Detailed identification of desert-originated bacteria carried by Asian dust storms to Japan

Bacillus licheniformis
DOI: 10.1007/s10453-007-9076-9 Publication Date: 2007-10-24T08:11:28Z
ABSTRACT
Several halotolerant bacteria were isolated from dust allowed to settle passively on saline medium in Higashi-Hiroshima, Japan during Asia dust events in 2005–2006. The primary identification, based on the sequence similarity of the 16S rRNA gene, revealed that these isolates were strains of Bacillus subtilis, B. licheniformis, Staphylococcus epidermidis, Gracillibacillus sp., and Halomonas venusta.
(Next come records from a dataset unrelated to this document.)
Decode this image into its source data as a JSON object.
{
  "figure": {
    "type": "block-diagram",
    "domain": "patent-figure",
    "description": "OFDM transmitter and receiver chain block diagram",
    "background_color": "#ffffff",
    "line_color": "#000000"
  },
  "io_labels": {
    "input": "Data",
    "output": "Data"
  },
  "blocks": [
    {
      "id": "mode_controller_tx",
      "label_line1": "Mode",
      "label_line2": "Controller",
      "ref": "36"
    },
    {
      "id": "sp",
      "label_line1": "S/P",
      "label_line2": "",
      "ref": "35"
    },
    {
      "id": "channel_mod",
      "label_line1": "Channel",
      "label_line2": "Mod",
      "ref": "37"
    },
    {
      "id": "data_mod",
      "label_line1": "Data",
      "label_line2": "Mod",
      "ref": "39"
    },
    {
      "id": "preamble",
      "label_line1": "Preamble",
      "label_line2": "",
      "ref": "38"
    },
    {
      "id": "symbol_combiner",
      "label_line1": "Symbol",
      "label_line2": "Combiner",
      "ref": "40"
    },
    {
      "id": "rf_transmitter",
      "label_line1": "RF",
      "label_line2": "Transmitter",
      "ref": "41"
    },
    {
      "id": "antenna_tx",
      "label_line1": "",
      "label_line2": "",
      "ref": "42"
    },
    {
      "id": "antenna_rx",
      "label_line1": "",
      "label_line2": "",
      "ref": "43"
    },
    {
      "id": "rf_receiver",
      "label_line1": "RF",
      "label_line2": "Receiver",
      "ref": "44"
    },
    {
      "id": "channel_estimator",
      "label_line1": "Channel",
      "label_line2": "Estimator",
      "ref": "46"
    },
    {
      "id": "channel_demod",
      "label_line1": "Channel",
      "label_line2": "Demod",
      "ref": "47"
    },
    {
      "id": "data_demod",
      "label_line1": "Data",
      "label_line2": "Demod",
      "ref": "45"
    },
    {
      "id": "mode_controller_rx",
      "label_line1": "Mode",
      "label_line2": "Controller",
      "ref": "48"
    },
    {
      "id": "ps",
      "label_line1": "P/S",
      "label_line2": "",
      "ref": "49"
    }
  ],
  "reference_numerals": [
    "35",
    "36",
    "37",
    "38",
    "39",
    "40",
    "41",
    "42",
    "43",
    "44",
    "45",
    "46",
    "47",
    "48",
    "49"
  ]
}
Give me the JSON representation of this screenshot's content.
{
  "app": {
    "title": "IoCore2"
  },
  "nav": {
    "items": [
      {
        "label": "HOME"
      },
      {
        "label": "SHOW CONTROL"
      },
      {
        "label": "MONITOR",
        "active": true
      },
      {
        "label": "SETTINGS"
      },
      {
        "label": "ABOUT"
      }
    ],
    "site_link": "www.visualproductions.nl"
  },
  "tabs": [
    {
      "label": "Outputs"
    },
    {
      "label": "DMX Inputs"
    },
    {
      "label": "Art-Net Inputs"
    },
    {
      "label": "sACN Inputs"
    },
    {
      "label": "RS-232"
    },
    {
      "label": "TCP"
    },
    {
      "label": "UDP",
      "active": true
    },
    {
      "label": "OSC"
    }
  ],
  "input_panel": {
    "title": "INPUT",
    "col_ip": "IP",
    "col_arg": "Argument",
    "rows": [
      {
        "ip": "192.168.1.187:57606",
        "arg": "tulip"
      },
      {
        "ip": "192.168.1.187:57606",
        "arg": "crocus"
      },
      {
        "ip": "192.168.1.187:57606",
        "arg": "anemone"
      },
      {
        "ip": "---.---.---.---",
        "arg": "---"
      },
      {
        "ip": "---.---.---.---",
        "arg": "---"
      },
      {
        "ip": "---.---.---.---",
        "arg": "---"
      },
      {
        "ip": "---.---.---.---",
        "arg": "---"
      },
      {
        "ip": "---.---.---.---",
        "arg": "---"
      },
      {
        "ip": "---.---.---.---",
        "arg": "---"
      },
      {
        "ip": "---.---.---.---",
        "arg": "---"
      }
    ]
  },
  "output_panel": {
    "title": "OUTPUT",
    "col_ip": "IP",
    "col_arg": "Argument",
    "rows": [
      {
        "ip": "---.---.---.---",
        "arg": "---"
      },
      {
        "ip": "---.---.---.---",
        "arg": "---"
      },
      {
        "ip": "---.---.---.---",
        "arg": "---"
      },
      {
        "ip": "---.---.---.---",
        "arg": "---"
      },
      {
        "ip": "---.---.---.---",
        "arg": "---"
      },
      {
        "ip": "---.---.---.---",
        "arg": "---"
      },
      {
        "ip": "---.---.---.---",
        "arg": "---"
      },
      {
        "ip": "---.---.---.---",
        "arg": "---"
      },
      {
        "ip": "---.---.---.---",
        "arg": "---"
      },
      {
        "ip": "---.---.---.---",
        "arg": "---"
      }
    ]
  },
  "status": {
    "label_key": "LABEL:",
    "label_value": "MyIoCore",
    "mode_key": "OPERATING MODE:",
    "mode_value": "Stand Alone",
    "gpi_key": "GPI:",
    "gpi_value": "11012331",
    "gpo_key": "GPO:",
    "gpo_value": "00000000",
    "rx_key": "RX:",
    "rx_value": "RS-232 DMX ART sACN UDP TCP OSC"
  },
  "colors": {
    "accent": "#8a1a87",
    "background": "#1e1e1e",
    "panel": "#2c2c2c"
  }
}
A parallel investigation carried out on desert sand collected directly from sand dunes in Dunhuang, Gobi Desert, China resulted in the revivification of seven bacterial strains that were highly identical to the B. subtilis and B. licheniformis strains obtained in Higashi-Hiroshima (99.7 and 100% of 16S rDNA sequence similarity, respectively). A subsequent genetic analysis on the group of B. licheniformis isolates based on the universally house-keeping genes, gyrB and parE, revealed high sequence similarities in both genes among the strains of both locations (99.0–99.4%), which clustered them in a monophyletic line. Phenotype characterized by numerical taxonomy for 150 physiological tests confirmed the close relatedness between strains (similarity coefficient SSM = 96.0%). The remarkable agreement between phenotype and genotype of the bacterial isolates allows us to conclude that there may have been an aerosolized dispersion of a Gobi Desert B. licheniformis by dust storms to Japan. This study provides evidence of microbial transport by yellow dust events in North-East Asia.